The Little Rock School District Board voted Wednesday to file a lawsuit challenging the state law that prohibits public mask mandates.
Attorney Chris Heller of Friday, Eldredge & Clark, representing the district, said the Marion School District is likely to join the suit, which will be filed tomorrow.
Marion School District Superintendent Glen Fenter was at the state Capitol today pleading with legislators to amend the law. After a little more than a week of school, the district already has 730 students and staff out on quarantine and 43 with active COVID-19 infections. Despite Fenter’s testimony, there appears to be no momentum for a legislative remedy.
Attorney Tom Mars has already filed a lawsuit on behalf of two parents challenging the law. That case was assigned to Pulaski County Judge Tim Fox, who will hold a hearing on whether to grant a temporary restraining order at 9:45 a.m. Friday. Here’s Mars’ brief arguing for the temporary restraining order. Heller said he’d worked with Mars and the two had shared ideas. He told the board it was likely that the Little Rock School District suit would also be assigned to Fox and included in Friday’s hearing and Fox would likely issue a ruling Friday.
Heller said that each lawsuit makes similar arguments, but where Mars’ brief asking for a temporary restraining order leads with an argument that the mask ban law violates constitutional separation of powers, the Little Rock School District suit begins with the education article of the Arkansas Constitution, the key language of the pivotal Lake View Arkansas Supreme Court decision. That ruling set the standard for K-12 education funding in Arkansas. The education article says, “the State shall ever maintain a general suitable and efficient system of free public schools and shall adopt all suitable means to secure to the people the advantages and opportunities of education.”
“I think it’s important, now and in the future, for this district, if we could get a ruling that the education article protects students safety,” Heller said. “It seems pretty clear. Because in the Lake View case, those words — “general, suitable and efficient” — were held to mean that you have an adequate education. How can you have a suitable, efficient or adequate education if students have to risk their health and their families’ health in order to go to school?”
What if the suit reaches the Arkansas Supreme Court? What’s its likelihood of success there? Board member Jeff Wood asked. Heller laughed and said Mars had told him he believed it was 80% in their favor. Heller said he never went above 75% on anything, but thought the chances were better than even.

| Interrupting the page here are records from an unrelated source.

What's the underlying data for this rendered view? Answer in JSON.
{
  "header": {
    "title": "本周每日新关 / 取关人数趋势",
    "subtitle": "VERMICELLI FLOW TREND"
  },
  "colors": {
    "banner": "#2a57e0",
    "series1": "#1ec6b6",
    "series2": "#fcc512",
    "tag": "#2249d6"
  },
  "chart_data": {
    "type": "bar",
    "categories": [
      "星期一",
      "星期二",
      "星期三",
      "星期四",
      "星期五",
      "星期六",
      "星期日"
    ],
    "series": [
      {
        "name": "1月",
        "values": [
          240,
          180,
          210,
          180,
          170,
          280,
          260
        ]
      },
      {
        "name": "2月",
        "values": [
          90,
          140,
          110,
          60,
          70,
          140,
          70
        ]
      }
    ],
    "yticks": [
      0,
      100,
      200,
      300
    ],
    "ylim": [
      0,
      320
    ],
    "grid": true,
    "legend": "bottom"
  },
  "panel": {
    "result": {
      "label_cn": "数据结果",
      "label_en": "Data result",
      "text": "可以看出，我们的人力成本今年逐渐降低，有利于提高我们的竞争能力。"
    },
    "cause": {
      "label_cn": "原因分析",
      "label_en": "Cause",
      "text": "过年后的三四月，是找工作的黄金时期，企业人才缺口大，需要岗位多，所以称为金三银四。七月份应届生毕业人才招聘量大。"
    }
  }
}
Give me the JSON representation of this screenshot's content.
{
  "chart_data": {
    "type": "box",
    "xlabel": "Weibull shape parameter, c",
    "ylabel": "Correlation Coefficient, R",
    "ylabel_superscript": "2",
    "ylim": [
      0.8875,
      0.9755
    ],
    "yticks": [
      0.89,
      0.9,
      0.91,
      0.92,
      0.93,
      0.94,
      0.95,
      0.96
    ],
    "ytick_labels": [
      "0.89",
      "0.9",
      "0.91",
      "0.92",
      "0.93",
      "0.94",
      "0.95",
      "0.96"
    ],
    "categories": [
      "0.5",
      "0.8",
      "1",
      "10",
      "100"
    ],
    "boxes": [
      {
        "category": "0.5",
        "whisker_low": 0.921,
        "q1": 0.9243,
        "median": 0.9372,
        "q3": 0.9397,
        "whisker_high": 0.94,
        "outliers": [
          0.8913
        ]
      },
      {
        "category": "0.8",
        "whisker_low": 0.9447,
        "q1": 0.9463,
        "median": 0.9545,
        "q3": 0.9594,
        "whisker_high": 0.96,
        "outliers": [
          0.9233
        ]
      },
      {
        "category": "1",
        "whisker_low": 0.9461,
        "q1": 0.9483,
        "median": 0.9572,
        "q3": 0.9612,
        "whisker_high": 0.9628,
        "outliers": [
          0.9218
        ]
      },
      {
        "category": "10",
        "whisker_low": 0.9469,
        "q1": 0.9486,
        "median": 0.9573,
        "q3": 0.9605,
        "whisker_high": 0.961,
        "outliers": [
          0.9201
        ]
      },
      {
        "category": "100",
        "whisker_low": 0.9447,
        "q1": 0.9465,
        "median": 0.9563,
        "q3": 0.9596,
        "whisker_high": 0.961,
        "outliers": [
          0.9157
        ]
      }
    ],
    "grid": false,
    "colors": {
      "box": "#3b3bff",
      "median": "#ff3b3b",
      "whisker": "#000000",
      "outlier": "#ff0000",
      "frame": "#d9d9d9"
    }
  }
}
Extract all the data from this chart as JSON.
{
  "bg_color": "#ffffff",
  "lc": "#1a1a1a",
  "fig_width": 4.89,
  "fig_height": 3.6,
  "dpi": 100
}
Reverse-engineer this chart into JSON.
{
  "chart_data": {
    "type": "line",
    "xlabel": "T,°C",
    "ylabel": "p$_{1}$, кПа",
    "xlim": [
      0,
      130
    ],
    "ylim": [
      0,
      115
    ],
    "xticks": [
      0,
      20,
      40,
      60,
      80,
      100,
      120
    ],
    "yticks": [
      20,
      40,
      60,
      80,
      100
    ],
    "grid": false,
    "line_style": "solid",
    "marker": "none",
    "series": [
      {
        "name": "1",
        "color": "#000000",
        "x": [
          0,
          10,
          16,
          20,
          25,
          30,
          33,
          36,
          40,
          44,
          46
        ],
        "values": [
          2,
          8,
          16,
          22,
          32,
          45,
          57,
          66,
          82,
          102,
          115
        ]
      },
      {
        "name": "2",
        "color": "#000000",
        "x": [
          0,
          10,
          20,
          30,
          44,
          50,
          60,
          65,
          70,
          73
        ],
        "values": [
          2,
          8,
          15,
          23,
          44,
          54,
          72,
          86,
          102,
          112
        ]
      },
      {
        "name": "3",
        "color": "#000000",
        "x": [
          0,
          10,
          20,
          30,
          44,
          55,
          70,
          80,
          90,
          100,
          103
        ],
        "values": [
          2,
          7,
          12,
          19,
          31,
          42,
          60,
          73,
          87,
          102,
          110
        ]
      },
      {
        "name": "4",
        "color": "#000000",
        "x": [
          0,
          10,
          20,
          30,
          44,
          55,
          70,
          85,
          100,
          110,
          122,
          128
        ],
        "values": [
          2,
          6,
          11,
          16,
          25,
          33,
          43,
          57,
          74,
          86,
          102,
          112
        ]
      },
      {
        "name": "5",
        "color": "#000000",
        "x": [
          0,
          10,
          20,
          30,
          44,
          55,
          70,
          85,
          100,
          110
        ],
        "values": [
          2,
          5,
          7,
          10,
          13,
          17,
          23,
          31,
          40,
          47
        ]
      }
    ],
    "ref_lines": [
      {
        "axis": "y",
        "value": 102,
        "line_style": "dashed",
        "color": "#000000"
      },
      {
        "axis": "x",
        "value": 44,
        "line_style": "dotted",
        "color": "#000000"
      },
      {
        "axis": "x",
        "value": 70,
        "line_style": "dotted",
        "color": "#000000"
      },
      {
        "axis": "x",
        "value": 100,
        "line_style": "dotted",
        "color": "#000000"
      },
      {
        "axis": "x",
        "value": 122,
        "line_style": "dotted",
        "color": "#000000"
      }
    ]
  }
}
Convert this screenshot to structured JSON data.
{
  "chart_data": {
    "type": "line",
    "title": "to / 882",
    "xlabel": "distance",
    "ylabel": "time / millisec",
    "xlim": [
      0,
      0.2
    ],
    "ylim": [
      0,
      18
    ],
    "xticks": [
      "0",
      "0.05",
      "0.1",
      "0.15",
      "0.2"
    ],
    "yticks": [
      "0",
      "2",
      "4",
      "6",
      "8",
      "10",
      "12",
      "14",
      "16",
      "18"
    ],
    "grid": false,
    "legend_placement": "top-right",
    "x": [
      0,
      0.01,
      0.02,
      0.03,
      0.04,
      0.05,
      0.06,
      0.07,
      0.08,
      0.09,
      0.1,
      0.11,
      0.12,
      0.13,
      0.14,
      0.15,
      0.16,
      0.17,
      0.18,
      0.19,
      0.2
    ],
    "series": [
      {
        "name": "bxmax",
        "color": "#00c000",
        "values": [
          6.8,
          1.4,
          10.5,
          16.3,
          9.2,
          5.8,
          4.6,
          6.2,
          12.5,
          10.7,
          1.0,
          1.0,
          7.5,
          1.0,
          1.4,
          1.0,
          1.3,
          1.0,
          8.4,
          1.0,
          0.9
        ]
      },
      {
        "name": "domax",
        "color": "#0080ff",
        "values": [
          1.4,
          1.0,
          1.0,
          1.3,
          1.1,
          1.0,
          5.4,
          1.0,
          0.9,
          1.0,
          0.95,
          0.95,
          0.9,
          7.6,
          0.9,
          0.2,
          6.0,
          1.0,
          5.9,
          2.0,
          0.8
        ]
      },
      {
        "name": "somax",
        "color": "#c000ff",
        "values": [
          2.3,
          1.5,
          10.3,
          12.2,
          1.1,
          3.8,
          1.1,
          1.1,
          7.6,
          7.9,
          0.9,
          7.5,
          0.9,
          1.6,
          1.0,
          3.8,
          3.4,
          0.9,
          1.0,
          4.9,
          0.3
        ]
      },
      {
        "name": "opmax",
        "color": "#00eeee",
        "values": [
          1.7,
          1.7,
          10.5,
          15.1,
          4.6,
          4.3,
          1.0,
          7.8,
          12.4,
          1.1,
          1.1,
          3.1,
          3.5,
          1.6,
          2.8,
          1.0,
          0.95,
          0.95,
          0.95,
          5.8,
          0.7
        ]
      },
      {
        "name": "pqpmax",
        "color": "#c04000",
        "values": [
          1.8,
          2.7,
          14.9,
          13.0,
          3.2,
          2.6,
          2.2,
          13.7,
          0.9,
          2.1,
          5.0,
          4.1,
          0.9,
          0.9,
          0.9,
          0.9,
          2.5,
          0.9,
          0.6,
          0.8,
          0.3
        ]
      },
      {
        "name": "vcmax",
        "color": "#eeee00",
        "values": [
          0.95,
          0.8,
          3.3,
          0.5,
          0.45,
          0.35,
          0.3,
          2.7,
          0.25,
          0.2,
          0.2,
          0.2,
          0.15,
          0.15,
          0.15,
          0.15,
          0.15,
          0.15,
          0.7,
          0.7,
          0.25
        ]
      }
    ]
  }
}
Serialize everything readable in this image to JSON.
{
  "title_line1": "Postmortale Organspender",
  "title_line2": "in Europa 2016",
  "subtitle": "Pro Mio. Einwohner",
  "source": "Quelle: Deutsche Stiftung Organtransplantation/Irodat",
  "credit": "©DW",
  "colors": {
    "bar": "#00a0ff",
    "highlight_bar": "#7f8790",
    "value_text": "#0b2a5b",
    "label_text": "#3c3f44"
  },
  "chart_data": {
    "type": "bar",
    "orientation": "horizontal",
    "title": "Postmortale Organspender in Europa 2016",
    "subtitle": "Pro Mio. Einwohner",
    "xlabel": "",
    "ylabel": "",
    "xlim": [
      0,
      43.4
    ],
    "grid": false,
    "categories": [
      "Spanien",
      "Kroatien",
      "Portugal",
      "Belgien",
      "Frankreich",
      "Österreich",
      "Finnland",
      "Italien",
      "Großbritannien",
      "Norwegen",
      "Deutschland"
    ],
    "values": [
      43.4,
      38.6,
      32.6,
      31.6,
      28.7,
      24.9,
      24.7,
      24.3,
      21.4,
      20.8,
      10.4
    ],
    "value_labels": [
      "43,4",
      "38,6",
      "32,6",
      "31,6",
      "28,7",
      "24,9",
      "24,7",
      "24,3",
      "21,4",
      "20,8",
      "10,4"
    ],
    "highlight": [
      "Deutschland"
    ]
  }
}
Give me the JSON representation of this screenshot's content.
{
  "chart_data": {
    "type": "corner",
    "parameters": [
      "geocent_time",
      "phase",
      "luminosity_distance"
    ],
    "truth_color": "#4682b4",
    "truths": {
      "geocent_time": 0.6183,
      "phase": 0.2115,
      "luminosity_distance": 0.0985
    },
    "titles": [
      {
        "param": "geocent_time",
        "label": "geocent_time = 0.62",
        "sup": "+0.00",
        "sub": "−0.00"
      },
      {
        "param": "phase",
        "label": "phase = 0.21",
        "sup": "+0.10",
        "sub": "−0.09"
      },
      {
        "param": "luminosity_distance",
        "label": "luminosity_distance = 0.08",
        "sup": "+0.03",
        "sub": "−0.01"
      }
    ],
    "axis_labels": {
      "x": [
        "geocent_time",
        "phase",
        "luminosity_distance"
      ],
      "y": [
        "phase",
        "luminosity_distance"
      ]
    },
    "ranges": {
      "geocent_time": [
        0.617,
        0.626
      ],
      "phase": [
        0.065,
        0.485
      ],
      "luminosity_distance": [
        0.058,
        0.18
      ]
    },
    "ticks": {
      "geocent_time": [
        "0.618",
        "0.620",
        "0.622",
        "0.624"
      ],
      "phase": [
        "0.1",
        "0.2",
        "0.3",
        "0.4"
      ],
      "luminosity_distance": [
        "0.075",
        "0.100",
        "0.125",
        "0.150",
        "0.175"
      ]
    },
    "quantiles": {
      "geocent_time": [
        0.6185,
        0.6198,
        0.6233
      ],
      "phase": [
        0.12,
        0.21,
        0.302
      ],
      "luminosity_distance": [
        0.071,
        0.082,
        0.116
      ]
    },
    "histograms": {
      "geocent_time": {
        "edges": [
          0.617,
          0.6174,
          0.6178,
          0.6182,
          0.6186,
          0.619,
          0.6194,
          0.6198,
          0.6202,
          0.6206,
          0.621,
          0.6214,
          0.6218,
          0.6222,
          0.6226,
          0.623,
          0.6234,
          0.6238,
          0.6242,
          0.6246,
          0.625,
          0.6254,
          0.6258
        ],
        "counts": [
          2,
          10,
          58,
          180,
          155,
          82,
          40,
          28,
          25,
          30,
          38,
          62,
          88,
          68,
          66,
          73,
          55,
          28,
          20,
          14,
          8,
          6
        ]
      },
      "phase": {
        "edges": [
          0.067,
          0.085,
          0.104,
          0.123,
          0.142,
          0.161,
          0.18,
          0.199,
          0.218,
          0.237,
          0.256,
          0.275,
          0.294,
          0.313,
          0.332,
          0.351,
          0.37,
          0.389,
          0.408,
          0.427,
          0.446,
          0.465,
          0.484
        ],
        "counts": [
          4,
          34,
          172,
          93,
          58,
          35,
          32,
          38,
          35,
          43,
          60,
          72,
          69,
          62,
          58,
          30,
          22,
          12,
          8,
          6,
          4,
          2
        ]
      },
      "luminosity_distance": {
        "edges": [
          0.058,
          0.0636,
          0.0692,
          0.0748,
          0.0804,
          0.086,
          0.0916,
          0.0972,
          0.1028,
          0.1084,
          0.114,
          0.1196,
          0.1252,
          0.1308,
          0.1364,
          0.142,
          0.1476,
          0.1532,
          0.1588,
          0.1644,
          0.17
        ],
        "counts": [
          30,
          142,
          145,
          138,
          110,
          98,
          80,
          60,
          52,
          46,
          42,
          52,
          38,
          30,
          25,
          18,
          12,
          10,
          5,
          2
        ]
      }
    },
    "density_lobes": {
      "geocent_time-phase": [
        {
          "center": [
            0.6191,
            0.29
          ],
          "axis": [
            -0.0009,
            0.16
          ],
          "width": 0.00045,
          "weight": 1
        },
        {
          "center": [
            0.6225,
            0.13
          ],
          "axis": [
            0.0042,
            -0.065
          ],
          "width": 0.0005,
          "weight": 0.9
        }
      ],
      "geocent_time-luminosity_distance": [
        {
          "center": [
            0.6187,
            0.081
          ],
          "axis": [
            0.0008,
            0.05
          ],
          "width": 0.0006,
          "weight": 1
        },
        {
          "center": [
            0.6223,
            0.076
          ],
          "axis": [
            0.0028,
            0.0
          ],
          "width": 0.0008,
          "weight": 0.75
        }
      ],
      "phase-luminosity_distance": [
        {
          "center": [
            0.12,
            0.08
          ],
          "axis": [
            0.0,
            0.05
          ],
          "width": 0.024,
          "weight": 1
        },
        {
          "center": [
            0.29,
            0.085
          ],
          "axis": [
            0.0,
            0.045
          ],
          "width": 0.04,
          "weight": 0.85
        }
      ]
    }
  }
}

The board approved moving forward on the lawsuit 7-1 with Wood voting no. He said he would be supportive of masking if the lawsuits were successful, but said he thought the suit was duplicative and the district should be laser-focused on improving reading proficiency. Greg Adams was absent, but Superintendent Mike Poore said he wanted the board and public to know he was supportive of the lawsuit.
Heller said that the Fayetteville School District was considering a suit, but waiting to see how the complaints in Pulaski County Circuit Court fared, before potentially filing the case in Washington County.